The 'data mover' algorithm takes care of copying CODA data files from the Hall C system(s) to tape.

The initial copy is done using 'coda:coda/scripts/copy_file_to_tape.sh', triggered when each CODA run is stopped. It initiates a 'jput' from the system that has the data drive mounted to minimize unnecessary network traffic. See the script for details.

  • Log files in coda:debug_logs/ may be useful in understanding problems.

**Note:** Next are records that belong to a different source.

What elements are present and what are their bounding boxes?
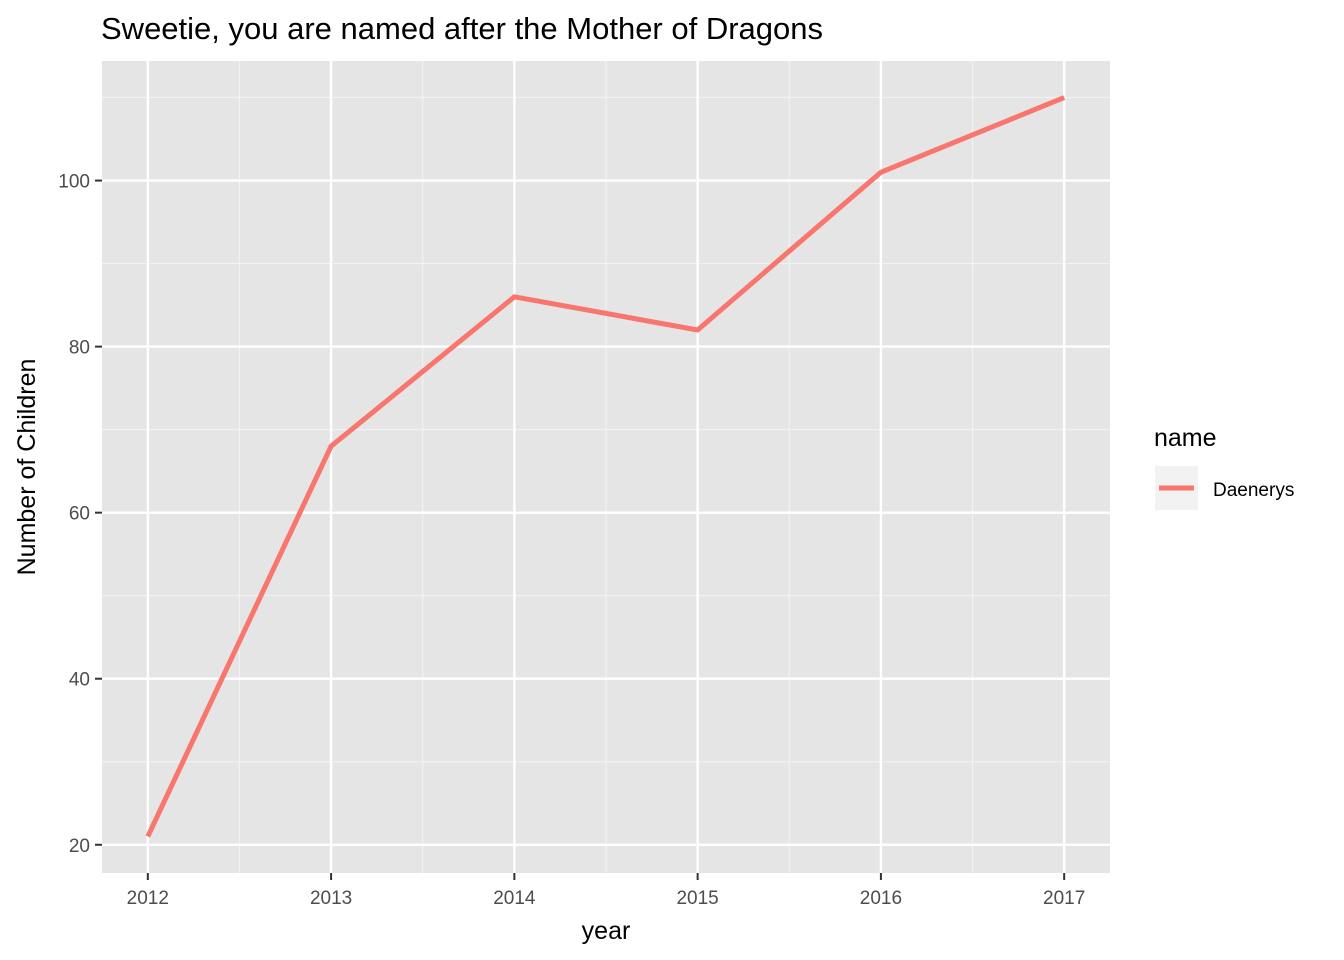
minor-gridlines [102,61,1110,873]
x-tick-label: 2017 [1043,888,1085,909]
series-layer [145,95,1066,838]
y-tick-label: 20 [69,836,90,857]
chart-title: Sweetie, you are named after the Mother … [101,11,823,46]
legend-label: Daenerys [1213,480,1294,501]
y-axis-title: Number of Children [13,359,41,576]
x-tick-label: 2012 [127,888,169,909]
legend-title: name [1154,424,1217,452]
major-gridlines [102,61,1110,873]
x-axis: 2012 2013 2014 2015 2016 2017 [127,873,1085,909]
y-tick-label: 100 [58,172,90,193]
x-tick-label: 2014 [493,888,536,909]
series-line-daenerys [145,95,1066,838]
x-tick-label: 2015 [676,888,718,909]
y-tick-label: 40 [69,670,90,691]
y-axis: 20 40 60 80 100 [58,172,102,857]
x-tick-label: 2013 [310,888,352,909]
y-tick-label: 80 [69,338,90,359]
x-axis-title: year [582,917,631,945]
y-tick-label: 60 [69,504,90,525]
legend: name Daenerys [1154,424,1294,510]
x-tick-label: 2016 [860,888,902,909]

Clean-up of the local files is managed by the 'jmirror' tool through the following cron entry and associated script running under coda@cdaql1 (again, this should run on the system with the data file system physically attached to avoid unneeded network traffic).

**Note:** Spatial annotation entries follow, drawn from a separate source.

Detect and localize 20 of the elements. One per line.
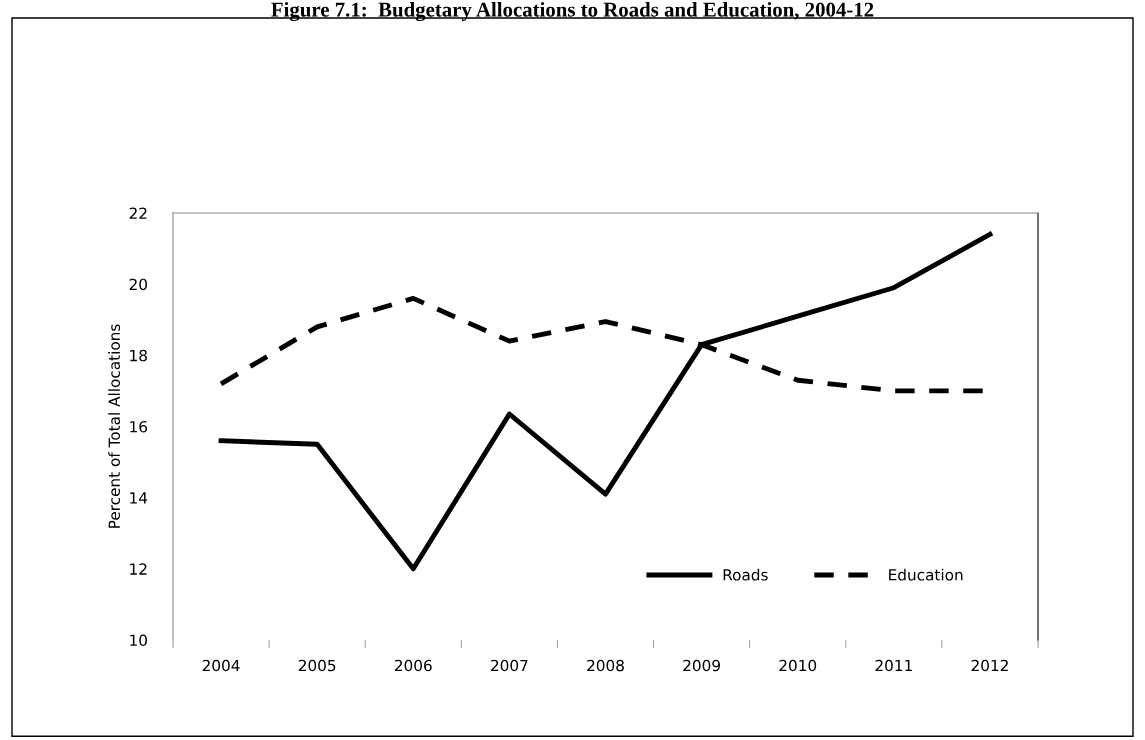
x-tick-label: 2004 (202, 659, 240, 672)
y-tick-label: 14 (130, 492, 148, 504)
y-axis-title: Percent of Total Allocations (108, 324, 121, 528)
y-tick-label: 22 (129, 207, 147, 219)
y-tick-label: 16 (130, 420, 148, 433)
legend-label: Education (889, 568, 963, 581)
chart-title: Figure 7.1: Budgetary Allocations to Roads and Education, 2004-12 (271, 2, 874, 22)
y-tick-label: 20 (129, 278, 147, 291)
x-tick-label: 2006 (394, 659, 432, 672)
x-tick-label: 2011 (875, 659, 912, 672)
y-tick-label: 18 (130, 349, 147, 362)
x-tick-label: 2005 (298, 659, 336, 672)
legend-label: Roads (723, 568, 768, 581)
y-tick-label: 12 (130, 563, 147, 575)
x-tick-label: 2012 (971, 659, 1008, 672)
x-tick-label: 2008 (587, 659, 624, 672)
x-tick-label: 2009 (683, 659, 720, 672)
y-tick-label: 10 (130, 634, 147, 647)
x-tick-label: 2010 (779, 659, 817, 672)
x-tick-label: 2007 (491, 659, 528, 672)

There are other crontab entries under coda@cdaql1 that monitor the file transfers for 'stuck' files or other issues and will email responsible parties.

  • See 'coda:bin/jmirror-sync-raw.copiedtotape -h' for a list of options (runs jmirror in a few different "modes")

crontab on coda@cdaql1

## 'jmirror' verifies (via crc/md5sum) that all files in the raw.copiedtotape/ directory
## are in fact on tape.  (If they are not, it will copy them now).   Once they are
## verified to be on tape, it will remove them from the Hall C file system.
## Leave files on local disk for a nominal 48 hours before removing.
##   Files will only be removed from local disk if both the original and 'dup'
##   copies have been written and verified to be on tape.
@daily /$HOME/bin/jmirror-sync-raw.copiedtotape 2>&1 | egrep -v 'Found 0 files, comprising 0 bytes.|^WARN  Ignoring zero-length file:|already exists|^WARN  Unable to load previously calculated MD5'
## Sanity check of file count in ~/data/raw
## (Should be small unless there's an issue with CODA crashing before end of run, or file transport to tape)
## - Should probably convert this crontab entry to munin plugin at some point
@daily if [ `ls /$HOME/data/raw/ | wc -l` -gt 6 ]; then ( date; echo "$USER@$HOST"; echo "Warning: Extra files in $HOME/data/raw.  Verify things are working and manually move (non-active!) files to ../raw.copiedtotape.  A cronjob will ensure they are pushed to tape later." ); fi; 
## clean up $HOME/debug_logs/
@daily /usr/sbin/tmpwatch -qs --ctime 7d /$HOME/debug_logs/

Git repos

All of the CODA configurations, coda:bin/, and other directories are maintained with git.

The remote repos are stored on the 'hallcgit.jlab.org' server.